Another major change Harrison brought to the organization was how it compensated employees. Employees are the front lines of the company, and Harrison says well-compensated people are more likely to give residents excellent service.

For example, instead of paying its sales team salaries that ranged from $35,000 to $50,000 a year, Harrison instituted a pay-for-performance scale that lets sales people earn as much as $100,000 to $150,000 a year to recruit new residents. “We're at a very high occupancy level,” he says.

To operate efficiently, Harrison says Discovery Management outsources human resources and technology, for example. “We have a scalable enterprise,” he says, noting that the company could double in size without additional corporate staff.

Focus on wellness
Now Harrison and his team are developing a new generation of assisted-living facilities called Discovery Village. The first one in Fort Myers will have 66 assisted-living units, 30 apartments for people with memory problems such as Alzheimer's disease and 30 for independent living that don't require as much care as assisted living. The new facility will include a movie theater, a physical therapy center and physicians' offices.

Harrison says Community & Southern Bank of Atlanta provided the financing for the Fort Myers project, estimated to cost $25 million.

“It's all private pay,” Harrison says. Monthly rents will range from $2,800 to $3,900 depending on the size of the unit and the level of care required.

The physician offices inside the facility are particularly attractive to prospective residents because they don't have to go far for care, Harrison says. The company contracted with IPC, a company that provides physicians to hospitals and other facilities. “In the past, routine exams became an all-day excursion to the general practitioner,” Harrison says.

In addition, Harrison created a home-health company called Discovery at Home that recently received Medicare approval. “It took 18 months and $1 million to get Medicare-approved,” Harrison says.

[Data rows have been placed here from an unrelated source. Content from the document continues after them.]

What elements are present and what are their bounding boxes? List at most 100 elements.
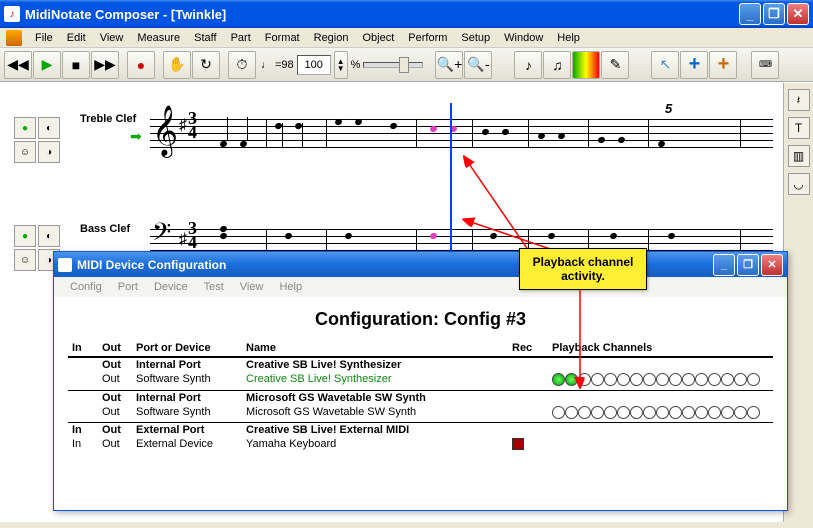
menu-edit[interactable]: Edit xyxy=(60,30,93,46)
callout-text: Playback channel activity. xyxy=(533,255,634,283)
treble-label: Treble Clef xyxy=(80,113,136,125)
col-in: In xyxy=(68,340,98,357)
dialog-close-button[interactable]: ✕ xyxy=(761,254,783,276)
tempo-value: =98 xyxy=(275,59,294,71)
pointer-button[interactable]: ↖ xyxy=(651,51,679,79)
key-sharp-icon: ♯ xyxy=(179,117,187,135)
tempo-percent-input[interactable] xyxy=(297,55,331,75)
minimize-button[interactable]: _ xyxy=(739,3,761,25)
channel-indicators xyxy=(552,406,769,419)
tool-note-1[interactable]: ♪ xyxy=(514,51,542,79)
table-row[interactable]: OutSoftware SynthCreative SB Live! Synth… xyxy=(68,372,773,387)
table-row[interactable]: OutInternal PortMicrosoft GS Wavetable S… xyxy=(68,390,773,405)
staff-solo-bass[interactable]: ☺ xyxy=(14,249,36,271)
rewind-button[interactable]: ◀◀ xyxy=(4,51,32,79)
window-title: MidiNotate Composer - [Twinkle] xyxy=(25,7,737,22)
col-rec: Rec xyxy=(508,340,548,357)
time-signature-bass: 34 xyxy=(188,221,197,249)
staff-mute-treble[interactable]: ◐ xyxy=(38,117,60,139)
measure-number: 5 xyxy=(665,101,672,116)
callout-tooltip: Playback channel activity. xyxy=(519,248,647,290)
play-button[interactable]: ▶ xyxy=(33,51,61,79)
dialog-maximize-button[interactable]: ❐ xyxy=(737,254,759,276)
add-button[interactable]: + xyxy=(680,51,708,79)
staff-mute-bass[interactable]: ◐ xyxy=(38,225,60,247)
dlg-menu-device[interactable]: Device xyxy=(146,279,196,295)
menu-measure[interactable]: Measure xyxy=(130,30,187,46)
doc-icon xyxy=(6,30,22,46)
menu-window[interactable]: Window xyxy=(497,30,550,46)
toolbar: ◀◀ ▶ ■ ▶▶ ● ✋ ↻ ⏱ ♩ =98 ▲▼ % 🔍+ 🔍- ♪ ♫ ✎… xyxy=(0,48,813,82)
staff-play-bass[interactable]: ● xyxy=(14,225,36,247)
record-button[interactable]: ● xyxy=(127,51,155,79)
menu-perform[interactable]: Perform xyxy=(401,30,454,46)
treble-staff: Treble Clef ➡ 𝄞 ♯ 34 5 xyxy=(70,93,773,193)
dialog-minimize-button[interactable]: _ xyxy=(713,254,735,276)
tool-dynamics[interactable] xyxy=(572,51,600,79)
staff-solo-treble[interactable]: ☺ xyxy=(14,141,36,163)
table-row[interactable]: InOutExternal PortCreative SB Live! Exte… xyxy=(68,423,773,438)
menu-region[interactable]: Region xyxy=(307,30,356,46)
tool-rest-icon[interactable]: 𝄽 xyxy=(788,89,810,111)
loop-button[interactable]: ↻ xyxy=(192,51,220,79)
menu-view[interactable]: View xyxy=(93,30,131,46)
menu-help[interactable]: Help xyxy=(550,30,587,46)
tempo-slider[interactable] xyxy=(363,62,423,68)
dlg-menu-test[interactable]: Test xyxy=(196,279,232,295)
tool-pen[interactable]: ✎ xyxy=(601,51,629,79)
dialog-icon xyxy=(58,258,72,272)
channel-indicators xyxy=(552,373,769,386)
device-table: In Out Port or Device Name Rec Playback … xyxy=(68,340,773,454)
col-out: Out xyxy=(98,340,132,357)
tool-tie-icon[interactable]: ◡ xyxy=(788,173,810,195)
main-titlebar: ♪ MidiNotate Composer - [Twinkle] _ ❐ ✕ xyxy=(0,0,813,28)
metronome-button[interactable]: ⏱ xyxy=(228,51,256,79)
dlg-menu-port[interactable]: Port xyxy=(110,279,146,295)
fastfwd-button[interactable]: ▶▶ xyxy=(91,51,119,79)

While Discovery at Home is a profitable business on its own, the benefit is the company can provide its residents with this service at a time when the government is pushing for more at-home care. In addition, the home-health service reduces the liability problems that may arise from outside providers caring for Discovery's residents.

Besides focusing on wellness, Harrison says Discovery's residents enjoy a myriad of activities that helps them maintain social interaction and gives adult children a sense that their parents are well cared for. “There is always something for them to do,” he says.